📖 Day 2 – Functions & Calculations
First Operations in Data & Python
Practising, making mistakes and correcting them during these first days, I was focused on building reusable functions in Python, and calculating financial metrics using functions.
Main Goals:
- Definition and call of simple functions
- Metrics (Volatility and Daily returns) calculation (manually)
- Structure code with a more readable logic
Step by Step
📍 Step 1: Defined a calc_daily_returns() function.

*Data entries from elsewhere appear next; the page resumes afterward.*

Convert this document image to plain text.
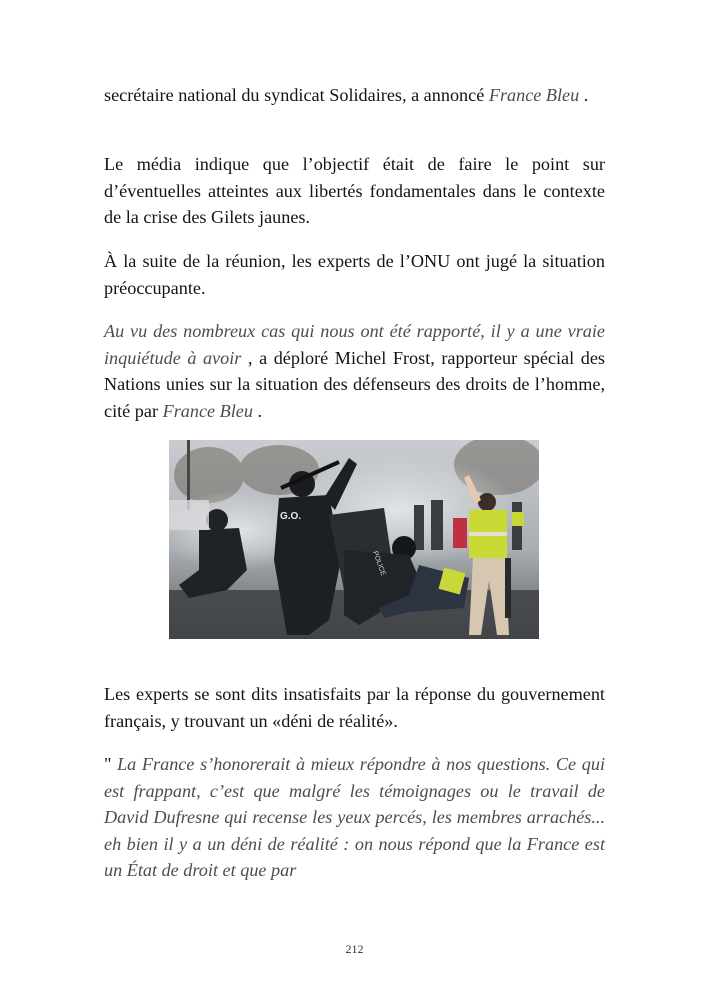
secrétaire national du syndicat Solidaires, a annoncé France Bleu .

Le média indique que l’objectif était de faire le point sur d’éventuelles atteintes aux libertés fondamentales dans le contexte de la crise des Gilets jaunes.

À la suite de la réunion, les experts de l’ONU ont jugé la situation préoccupante.

Au vu des nombreux cas qui nous ont été rapporté, il y a une vraie inquiétude à avoir , a déploré Michel Frost, rapporteur spécial des Nations unies sur la situation des défenseurs des droits de l’homme, cité par France Bleu .

G.O.
POLICE

Les experts se sont dits insatisfaits par la réponse du gouvernement français, y trouvant un «déni de réalité».

" La France s’honorerait à mieux répondre à nos questions. Ce qui est frappant, c’est que malgré les témoignages ou le travail de David Dufresne qui recense les yeux percés, les membres arrachés... eh bien il y a un déni de réalité : on nous répond que la France est un État de droit et que par

212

📍 Step 2: Added calc_annualized_return() and volatility calculations.
📍 Step 3: Tested functions with multiple tickers (in our case, I used a sample of 3 assets).
Challenges / Insights
- Mixed up local vs global variables inside functions.
- Made a comparison between .sum() vs .mean() for metric analysis.
- First approach with pandas.Series modules.
Code Snippet Final
```python
def calc_daily_returns(prices):
return prices.pct_change().dropna()
def analyse_returns(daily_returns):
avg = daily_returns.mean()
vol = daily_returns.std()
return {
"Annualized Return": (1+avg)**252 - 1,
"Annualized Volatility": vol*np.sqrt(252)
}
```
Next Step
👉 Work with pandas.DataFrame directly, instead of raw lists, for a faster and more accurate job.